BREIN reached out to the creator of the model and asked what those training data were, where the data came from, and whether the creator had a license to collect and process the data in that way. If these rights were lacking, then obviously the model would have to be taken offline. The alternative was a lawsuit.
Data sets for training AI have been known to be filled with materials from illegal sources. The names of certain so-called shadow libraries come up regularly in this context. On such unauthorized websites, protected works can be downloaded for free; these illegal sources have already been blocked by the Dutch access providers at BREIN’s request. If AI datasets and language models are based on such illegal copies, this is obviously undesirable for the authors and producers of the original works, and BREIN will take action.
The person behind the LLM undoubtedly understood the situation and decided to take his model offline without further discussion. The BREIN Foundation is satisfied with that result and continues to search for datasets and language models that violate copyright on a large scale.
In earlier reporting, BREIN already mentioned that we are not against AI and its training, but if books, news articles, music, etc. are used for for AI training purposes, then permission from their rights holders must be obtained and, logically,a license fee should be paid. The AI providers themselves also charge money for use of their models. Works protected by intellectual property rights are necessary for training and that training results in software that can compete with the original training materials. Therefore, it can only be to the detriment of the income of authors and book and news publishers if their productions are used without compensation to create a language model.

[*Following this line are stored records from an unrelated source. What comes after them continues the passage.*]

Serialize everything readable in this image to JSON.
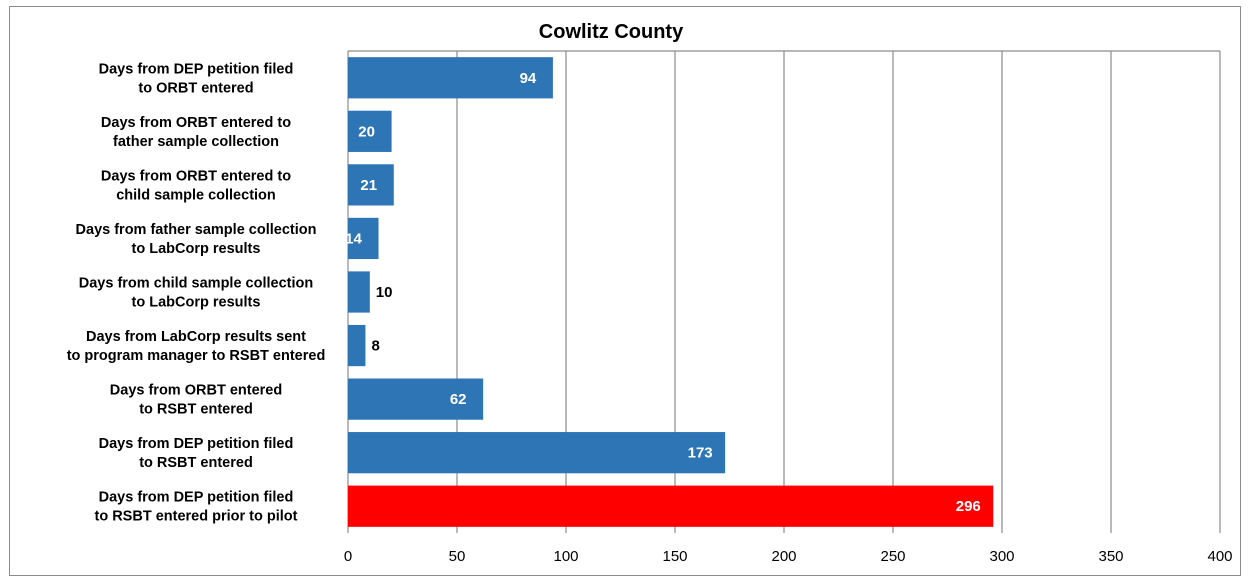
{
  "chart_data": {
    "type": "bar",
    "orientation": "horizontal",
    "title": "Cowlitz County",
    "xlabel": "",
    "ylabel": "",
    "xlim": [
      0,
      400
    ],
    "x_ticks": [
      "0",
      "50",
      "100",
      "150",
      "200",
      "250",
      "300",
      "350",
      "400"
    ],
    "grid": "vertical",
    "legend": "none",
    "categories": [
      [
        "Days from DEP petition filed",
        "to ORBT entered"
      ],
      [
        "Days from ORBT entered to",
        "father sample collection"
      ],
      [
        "Days from ORBT entered to",
        "child sample collection"
      ],
      [
        "Days from father sample collection",
        "to LabCorp results"
      ],
      [
        "Days from child sample collection",
        "to LabCorp results"
      ],
      [
        "Days from LabCorp results sent",
        "to program manager to RSBT entered"
      ],
      [
        "Days from ORBT entered",
        "to RSBT entered"
      ],
      [
        "Days from DEP petition filed",
        "to RSBT entered"
      ],
      [
        "Days from DEP petition filed",
        "to RSBT entered prior to pilot"
      ]
    ],
    "values": [
      94,
      20,
      21,
      14,
      10,
      8,
      62,
      173,
      296
    ],
    "data_labels": [
      "94",
      "20",
      "21",
      "14",
      "10",
      "8",
      "62",
      "173",
      "296"
    ],
    "bar_colors": [
      "#2e75b6",
      "#2e75b6",
      "#2e75b6",
      "#2e75b6",
      "#2e75b6",
      "#2e75b6",
      "#2e75b6",
      "#2e75b6",
      "#ff0000"
    ],
    "gridline_color": "#8c8c8c"
  }
}
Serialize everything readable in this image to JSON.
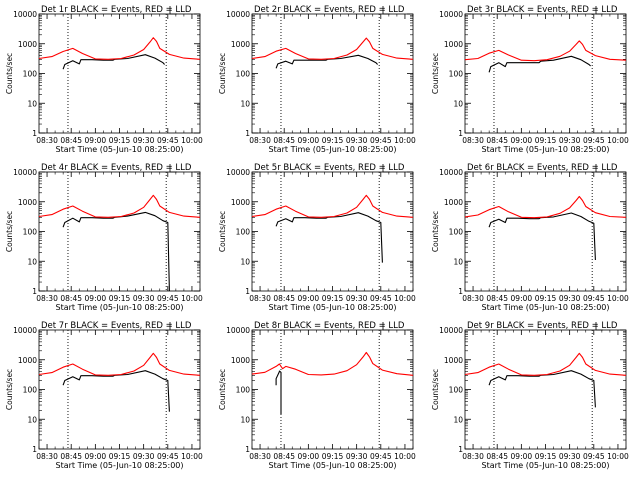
{
  "figure": {
    "xlabel": "Start Time (05-Jun-10 08:25:00)",
    "ylabel": "Counts/sec",
    "x_ticks": [
      "08:30",
      "08:45",
      "09:00",
      "09:15",
      "09:30",
      "09:45",
      "10:00"
    ],
    "y_ticks": [
      "1",
      "10",
      "100",
      "1000",
      "10000"
    ]
  },
  "colors": {
    "events": "#000000",
    "lld": "#ff0000",
    "axes": "#000000",
    "background": "#ffffff"
  },
  "chart_data": [
    {
      "type": "line",
      "title": "Det 1r BLACK = Events, RED = LLD",
      "xlabel": "Start Time (05-Jun-10 08:25:00)",
      "ylabel": "Counts/sec",
      "xlim": [
        "08:25",
        "10:05"
      ],
      "ylim": [
        1,
        10000
      ],
      "y_scale": "log",
      "markers": [
        "08:43",
        "09:44"
      ],
      "series": [
        {
          "name": "Events",
          "color": "#000000",
          "x": [
            "08:40",
            "08:41",
            "08:46",
            "08:50",
            "08:51",
            "08:58",
            "09:05",
            "09:11",
            "09:12",
            "09:20",
            "09:31",
            "09:37",
            "09:42",
            "09:43"
          ],
          "y": [
            140,
            200,
            270,
            210,
            290,
            290,
            280,
            280,
            300,
            320,
            430,
            330,
            230,
            200
          ]
        },
        {
          "name": "LLD",
          "color": "#ff0000",
          "x": [
            "08:25",
            "08:33",
            "08:40",
            "08:46",
            "08:52",
            "09:00",
            "09:08",
            "09:16",
            "09:24",
            "09:30",
            "09:34",
            "09:36",
            "09:38",
            "09:40",
            "09:46",
            "09:55",
            "10:05"
          ],
          "y": [
            320,
            370,
            550,
            700,
            470,
            310,
            300,
            320,
            420,
            640,
            1150,
            1600,
            1200,
            700,
            440,
            330,
            300
          ]
        }
      ]
    },
    {
      "type": "line",
      "title": "Det 2r BLACK = Events, RED = LLD",
      "xlabel": "Start Time (05-Jun-10 08:25:00)",
      "ylabel": "Counts/sec",
      "xlim": [
        "08:25",
        "10:05"
      ],
      "ylim": [
        1,
        10000
      ],
      "y_scale": "log",
      "markers": [
        "08:43",
        "09:44"
      ],
      "series": [
        {
          "name": "Events",
          "color": "#000000",
          "x": [
            "08:40",
            "08:41",
            "08:46",
            "08:50",
            "08:51",
            "08:58",
            "09:05",
            "09:11",
            "09:12",
            "09:20",
            "09:31",
            "09:37",
            "09:42",
            "09:43"
          ],
          "y": [
            150,
            210,
            260,
            210,
            280,
            280,
            280,
            280,
            300,
            320,
            410,
            320,
            230,
            200
          ]
        },
        {
          "name": "LLD",
          "color": "#ff0000",
          "x": [
            "08:25",
            "08:33",
            "08:40",
            "08:46",
            "08:52",
            "09:00",
            "09:08",
            "09:16",
            "09:24",
            "09:30",
            "09:34",
            "09:36",
            "09:38",
            "09:40",
            "09:46",
            "09:55",
            "10:05"
          ],
          "y": [
            320,
            370,
            560,
            700,
            470,
            310,
            300,
            320,
            420,
            640,
            1150,
            1550,
            1150,
            700,
            440,
            330,
            300
          ]
        }
      ]
    },
    {
      "type": "line",
      "title": "Det 3r BLACK = Events, RED = LLD",
      "xlabel": "Start Time (05-Jun-10 08:25:00)",
      "ylabel": "Counts/sec",
      "xlim": [
        "08:25",
        "10:05"
      ],
      "ylim": [
        1,
        10000
      ],
      "y_scale": "log",
      "markers": [
        "08:43",
        "09:44"
      ],
      "series": [
        {
          "name": "Events",
          "color": "#000000",
          "x": [
            "08:40",
            "08:41",
            "08:46",
            "08:50",
            "08:51",
            "08:58",
            "09:05",
            "09:11",
            "09:12",
            "09:20",
            "09:31",
            "09:37",
            "09:42",
            "09:43"
          ],
          "y": [
            110,
            170,
            230,
            170,
            230,
            230,
            230,
            230,
            260,
            280,
            380,
            290,
            200,
            180
          ]
        },
        {
          "name": "LLD",
          "color": "#ff0000",
          "x": [
            "08:25",
            "08:33",
            "08:40",
            "08:46",
            "08:52",
            "09:00",
            "09:08",
            "09:16",
            "09:24",
            "09:30",
            "09:34",
            "09:36",
            "09:38",
            "09:40",
            "09:46",
            "09:55",
            "10:05"
          ],
          "y": [
            290,
            320,
            480,
            600,
            420,
            280,
            270,
            290,
            380,
            560,
            950,
            1250,
            950,
            600,
            400,
            300,
            280
          ]
        }
      ]
    },
    {
      "type": "line",
      "title": "Det 4r BLACK = Events, RED = LLD",
      "xlabel": "Start Time (05-Jun-10 08:25:00)",
      "ylabel": "Counts/sec",
      "xlim": [
        "08:25",
        "10:05"
      ],
      "ylim": [
        1,
        10000
      ],
      "y_scale": "log",
      "markers": [
        "08:43",
        "09:44"
      ],
      "series": [
        {
          "name": "Events",
          "color": "#000000",
          "x": [
            "08:40",
            "08:41",
            "08:46",
            "08:50",
            "08:51",
            "08:58",
            "09:05",
            "09:11",
            "09:12",
            "09:20",
            "09:31",
            "09:37",
            "09:42",
            "09:45",
            "09:46"
          ],
          "y": [
            140,
            200,
            280,
            210,
            290,
            290,
            280,
            280,
            300,
            330,
            440,
            340,
            230,
            200,
            1
          ]
        },
        {
          "name": "LLD",
          "color": "#ff0000",
          "x": [
            "08:25",
            "08:33",
            "08:40",
            "08:46",
            "08:52",
            "09:00",
            "09:08",
            "09:16",
            "09:24",
            "09:30",
            "09:34",
            "09:36",
            "09:38",
            "09:40",
            "09:46",
            "09:55",
            "10:05"
          ],
          "y": [
            320,
            370,
            560,
            720,
            480,
            310,
            300,
            320,
            420,
            650,
            1200,
            1650,
            1200,
            720,
            440,
            330,
            300
          ]
        }
      ]
    },
    {
      "type": "line",
      "title": "Det 5r BLACK = Events, RED = LLD",
      "xlabel": "Start Time (05-Jun-10 08:25:00)",
      "ylabel": "Counts/sec",
      "xlim": [
        "08:25",
        "10:05"
      ],
      "ylim": [
        1,
        10000
      ],
      "y_scale": "log",
      "markers": [
        "08:43",
        "09:44"
      ],
      "series": [
        {
          "name": "Events",
          "color": "#000000",
          "x": [
            "08:40",
            "08:41",
            "08:46",
            "08:50",
            "08:51",
            "08:58",
            "09:05",
            "09:11",
            "09:12",
            "09:20",
            "09:31",
            "09:37",
            "09:42",
            "09:45",
            "09:46"
          ],
          "y": [
            150,
            210,
            270,
            210,
            290,
            290,
            280,
            280,
            300,
            320,
            430,
            330,
            230,
            200,
            9
          ]
        },
        {
          "name": "LLD",
          "color": "#ff0000",
          "x": [
            "08:25",
            "08:33",
            "08:40",
            "08:46",
            "08:52",
            "09:00",
            "09:08",
            "09:16",
            "09:24",
            "09:30",
            "09:34",
            "09:36",
            "09:38",
            "09:40",
            "09:46",
            "09:55",
            "10:05"
          ],
          "y": [
            320,
            370,
            560,
            720,
            480,
            310,
            300,
            320,
            420,
            650,
            1200,
            1650,
            1200,
            720,
            440,
            330,
            300
          ]
        }
      ]
    },
    {
      "type": "line",
      "title": "Det 6r BLACK = Events, RED = LLD",
      "xlabel": "Start Time (05-Jun-10 08:25:00)",
      "ylabel": "Counts/sec",
      "xlim": [
        "08:25",
        "10:05"
      ],
      "ylim": [
        1,
        10000
      ],
      "y_scale": "log",
      "markers": [
        "08:43",
        "09:44"
      ],
      "series": [
        {
          "name": "Events",
          "color": "#000000",
          "x": [
            "08:40",
            "08:41",
            "08:46",
            "08:50",
            "08:51",
            "08:58",
            "09:05",
            "09:11",
            "09:12",
            "09:20",
            "09:31",
            "09:37",
            "09:42",
            "09:45",
            "09:46"
          ],
          "y": [
            140,
            200,
            260,
            200,
            280,
            280,
            270,
            270,
            290,
            310,
            420,
            320,
            220,
            190,
            11
          ]
        },
        {
          "name": "LLD",
          "color": "#ff0000",
          "x": [
            "08:25",
            "08:33",
            "08:40",
            "08:46",
            "08:52",
            "09:00",
            "09:08",
            "09:16",
            "09:24",
            "09:30",
            "09:34",
            "09:36",
            "09:38",
            "09:40",
            "09:46",
            "09:55",
            "10:05"
          ],
          "y": [
            310,
            360,
            540,
            690,
            460,
            300,
            290,
            310,
            410,
            620,
            1100,
            1500,
            1100,
            690,
            430,
            320,
            300
          ]
        }
      ]
    },
    {
      "type": "line",
      "title": "Det 7r BLACK = Events, RED = LLD",
      "xlabel": "Start Time (05-Jun-10 08:25:00)",
      "ylabel": "Counts/sec",
      "xlim": [
        "08:25",
        "10:05"
      ],
      "ylim": [
        1,
        10000
      ],
      "y_scale": "log",
      "markers": [
        "08:43",
        "09:44"
      ],
      "series": [
        {
          "name": "Events",
          "color": "#000000",
          "x": [
            "08:40",
            "08:41",
            "08:46",
            "08:50",
            "08:51",
            "08:58",
            "09:05",
            "09:11",
            "09:12",
            "09:20",
            "09:31",
            "09:37",
            "09:42",
            "09:45",
            "09:46"
          ],
          "y": [
            140,
            200,
            270,
            210,
            290,
            290,
            280,
            280,
            300,
            320,
            430,
            330,
            230,
            200,
            18
          ]
        },
        {
          "name": "LLD",
          "color": "#ff0000",
          "x": [
            "08:25",
            "08:33",
            "08:40",
            "08:46",
            "08:52",
            "09:00",
            "09:08",
            "09:16",
            "09:24",
            "09:30",
            "09:34",
            "09:36",
            "09:38",
            "09:40",
            "09:46",
            "09:55",
            "10:05"
          ],
          "y": [
            320,
            370,
            560,
            720,
            480,
            310,
            300,
            320,
            420,
            650,
            1200,
            1650,
            1200,
            720,
            440,
            330,
            300
          ]
        }
      ]
    },
    {
      "type": "line",
      "title": "Det 8r BLACK = Events, RED = LLD",
      "xlabel": "Start Time (05-Jun-10 08:25:00)",
      "ylabel": "Counts/sec",
      "xlim": [
        "08:25",
        "10:05"
      ],
      "ylim": [
        1,
        10000
      ],
      "y_scale": "log",
      "markers": [
        "08:43",
        "09:44"
      ],
      "series": [
        {
          "name": "Events",
          "color": "#000000",
          "x": [
            "08:40",
            "08:40",
            "08:42",
            "08:42",
            "08:43",
            "08:43"
          ],
          "y": [
            140,
            230,
            400,
            420,
            380,
            15
          ]
        },
        {
          "name": "LLD",
          "color": "#ff0000",
          "x": [
            "08:25",
            "08:33",
            "08:40",
            "08:42",
            "08:44",
            "08:46",
            "08:52",
            "09:00",
            "09:08",
            "09:16",
            "09:24",
            "09:30",
            "09:34",
            "09:36",
            "09:38",
            "09:40",
            "09:46",
            "09:55",
            "10:05"
          ],
          "y": [
            330,
            380,
            600,
            720,
            500,
            600,
            480,
            320,
            310,
            330,
            430,
            680,
            1250,
            1750,
            1250,
            740,
            450,
            340,
            300
          ]
        }
      ]
    },
    {
      "type": "line",
      "title": "Det 9r BLACK = Events, RED = LLD",
      "xlabel": "Start Time (05-Jun-10 08:25:00)",
      "ylabel": "Counts/sec",
      "xlim": [
        "08:25",
        "10:05"
      ],
      "ylim": [
        1,
        10000
      ],
      "y_scale": "log",
      "markers": [
        "08:43",
        "09:44"
      ],
      "series": [
        {
          "name": "Events",
          "color": "#000000",
          "x": [
            "08:40",
            "08:41",
            "08:46",
            "08:50",
            "08:51",
            "08:58",
            "09:05",
            "09:11",
            "09:12",
            "09:20",
            "09:31",
            "09:37",
            "09:42",
            "09:45",
            "09:46"
          ],
          "y": [
            140,
            200,
            270,
            210,
            290,
            290,
            280,
            280,
            300,
            320,
            430,
            330,
            230,
            200,
            25
          ]
        },
        {
          "name": "LLD",
          "color": "#ff0000",
          "x": [
            "08:25",
            "08:33",
            "08:40",
            "08:46",
            "08:52",
            "09:00",
            "09:08",
            "09:16",
            "09:24",
            "09:30",
            "09:34",
            "09:36",
            "09:38",
            "09:40",
            "09:46",
            "09:55",
            "10:05"
          ],
          "y": [
            320,
            370,
            560,
            720,
            480,
            310,
            300,
            320,
            420,
            650,
            1200,
            1650,
            1200,
            720,
            440,
            330,
            300
          ]
        }
      ]
    }
  ]
}
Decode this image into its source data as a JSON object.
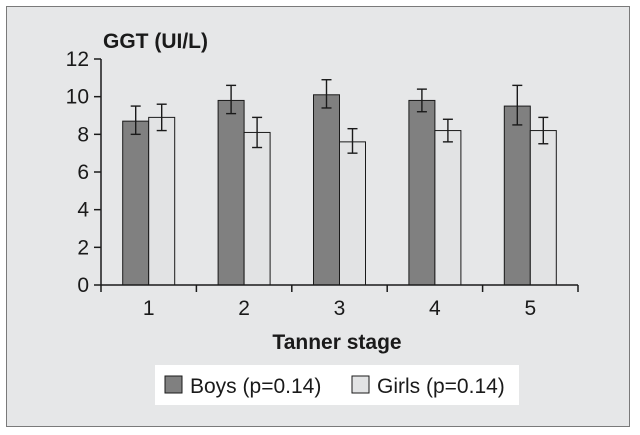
{
  "chart_data": {
    "type": "bar",
    "ylabel": "GGT (UI/L)",
    "xlabel": "Tanner stage",
    "categories": [
      "1",
      "2",
      "3",
      "4",
      "5"
    ],
    "ylim": [
      0,
      12
    ],
    "yticks": [
      "0",
      "2",
      "4",
      "6",
      "8",
      "10",
      "12"
    ],
    "grid": false,
    "legend_position": "bottom",
    "series": [
      {
        "name": "Boys (p=0.14)",
        "color": "#808080",
        "values": [
          8.7,
          9.8,
          10.1,
          9.8,
          9.5
        ],
        "err_low": [
          8.0,
          9.1,
          9.4,
          9.2,
          8.5
        ],
        "err_high": [
          9.5,
          10.6,
          10.9,
          10.4,
          10.6
        ]
      },
      {
        "name": "Girls (p=0.14)",
        "color": "#e2e3e4",
        "values": [
          8.9,
          8.1,
          7.6,
          8.2,
          8.2
        ],
        "err_low": [
          8.2,
          7.3,
          7.0,
          7.6,
          7.5
        ],
        "err_high": [
          9.6,
          8.9,
          8.3,
          8.8,
          8.9
        ]
      }
    ]
  }
}
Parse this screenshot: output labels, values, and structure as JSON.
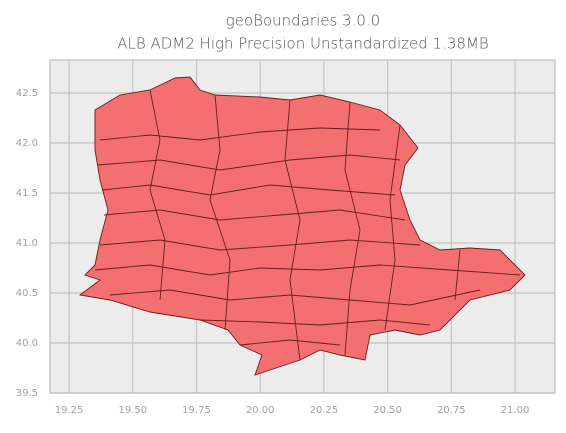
{
  "chart_data": {
    "type": "map",
    "title": "geoBoundaries 3.0.0",
    "subtitle": "ALB ADM2 High Precision Unstandardized 1.38MB",
    "xlim": [
      19.175,
      21.157
    ],
    "ylim": [
      39.5,
      42.83
    ],
    "xticks": [
      19.25,
      {
        "value": 19.5,
        "label": "19.50"
      },
      19.75,
      {
        "value": 20,
        "label": "20.00"
      },
      20.25,
      {
        "value": 20.5,
        "label": "20.50"
      },
      20.75,
      {
        "value": 21,
        "label": "21.00"
      }
    ],
    "yticks": [
      39.5,
      {
        "value": 40,
        "label": "40.0"
      },
      40.5,
      {
        "value": 41,
        "label": "41.0"
      },
      41.5,
      {
        "value": 42,
        "label": "42.0"
      },
      42.5
    ],
    "grid": true,
    "color": "#f46f6f"
  }
}
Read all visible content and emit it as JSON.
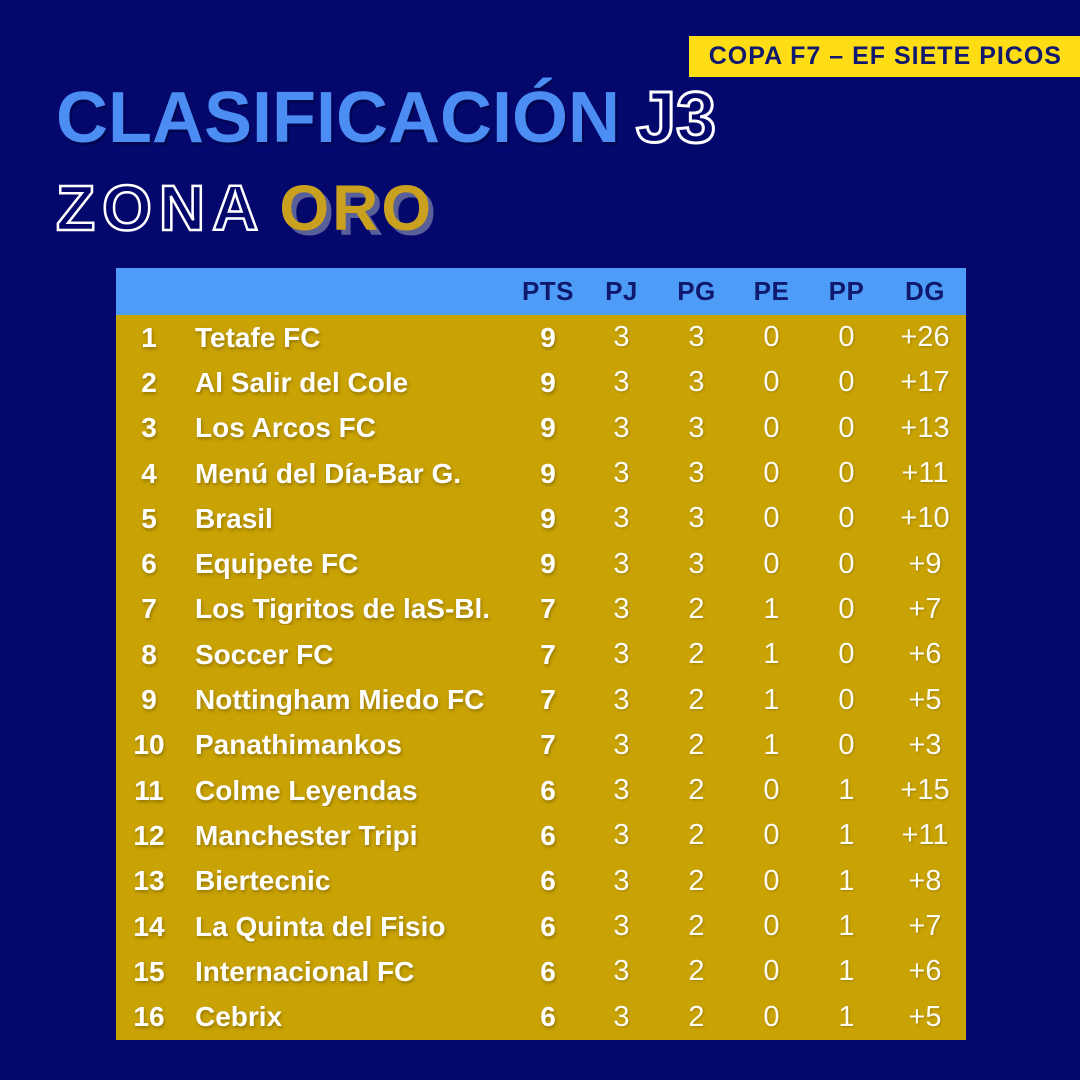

In the United States, dozens of lawsuits are already pending against providers of AI models. In Europe, the first cases are now also brought before the courts. Gradually the realization is dawning that copyright must be respected and we are seeing the first licensing agreements being signed. For example between OpenAI and the Financial Times and recently also the preliminary agreement between the major music companies and Anthropic.
“Ultimately, it’s about the tech industry also abiding by the law and respecting copyrights. Creators and producers should be able to earn an honest living and (big) tech should pay for the use of other people’s copyrighted material just like everyone else,” said BREIN managing director Bastiaan van Ramshorst.